Other noteworthy survey findings:
· Many respondents are worried about their ability to meet Commission on Cancer patient-centered standards that went into effect this year. More than half (51%) are concerned about meeting Standard 3.3 for survivorship care;
· Quality and compliance initiatives related to oral drugs are on the upswing, with 53 percent of respondents offering these programs in 2015, up from 34 percent the previous year. Most of the programs focus on educating patients about issues related to oral treatments, and 77 percent proactively reach out to patients to make sure they are complying with medication orders; and
· As the number of uninsured patients declines, the number of under-insured patients increases. More than half of respondents reported an increase in the number of under-insured patients, and 44 percent said patients unable to afford treatment is one of their biggest challenges.
Friday, September 18, 2015
Two cancer centers—Memorial Sloan Kettering Cancer Center (MSKCC) West Harrison (NY), and St. Charles Cancer Center in Bend, Oregon—won first and second place, respectively, in Modern Healthcare’s 30th Annual Design Awards competition.
In announcing the winners, judge Rulon Stacey, a former health system CEO who chairs the Malcolm Baldrige National Quality Award board of overseers, said other health care sectors should follow the example set by oncology: “Oncology has uniquely understood for a long time the magnitude of what they’re doing and how healing is more than just chemotherapy. The rest of the industry has to find out what they can learn from them.
MSKCC received the Gold Award for its new 102,000-square-foot suburban outpost, which opened last October. Noteworthy elements, the judges said, include:
● A prominent staircase in the middle of the lobby that encourages staff and others to use the stairs rather than elevators;
● A chemotherapy suit with infusion chairs that have outdoor views and a direct line of sight to the nurses’ station. Technology allows patients to order food, call a nurse, select a movie; and control their own lighting; and
● An energy-efficient design that includes recycled and low chemical-emission materials, water efficiency, and access to public transportation.

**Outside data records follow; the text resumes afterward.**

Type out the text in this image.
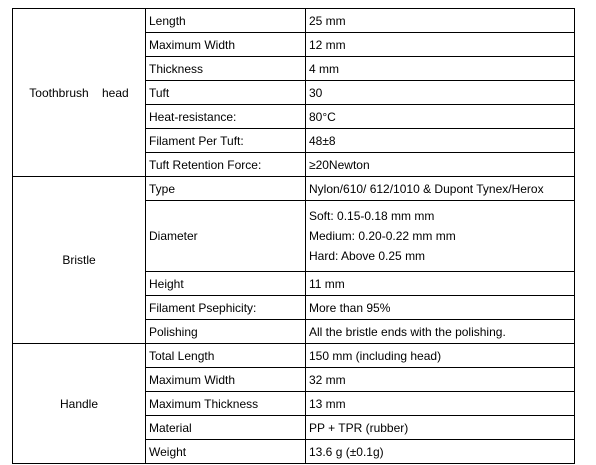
Toothbrush    head	Length	25 mm
	Maximum Width	12 mm
	Thickness	4 mm
	Tuft	30
	Heat-resistance:	80°C
	Filament Per Tuft:	48±8
	Tuft Retention Force:	≥20Newton
Bristle	Type	Nylon/610/ 612/1010 & Dupont Tynex/Herox
	Diameter	Soft: 0.15-0.18 mm mm
Medium: 0.20-0.22 mm mm
Hard: Above 0.25 mm

	Height	11 mm
	Filament Psephicity:	More than 95%
	Polishing	All the bristle ends with the polishing.
Handle	Total Length	150 mm (including head)
	Maximum Width	32 mm
	Maximum Thickness	13 mm
	Material	PP + TPR (rubber)
	Weight	13.6 g (±0.1g)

And here’s a neat idea that any cancer center could borrow. The facility displays photographic art—supplied by staff members—that changes each quarter so patients see new images over the course of their treatment.
“Patients repeatedly go back,” said Mary Frazier, a principal with the EwingCole design firm. “This gives patients a feeling of progress.”
The Silver Award went to St. Charles Cancer Center, which opened in August 2014. The 24,705-square-foot outpatient center brings medical oncology and radiation oncology into the same facility, which makes life easier for patients and family members.
The center features floor-to-ceiling windows positioned to maximize views of a dormant volcano in a nearby state park, and when weather permits, patients can have treatments outdoors overlooking the Cascade Mountains.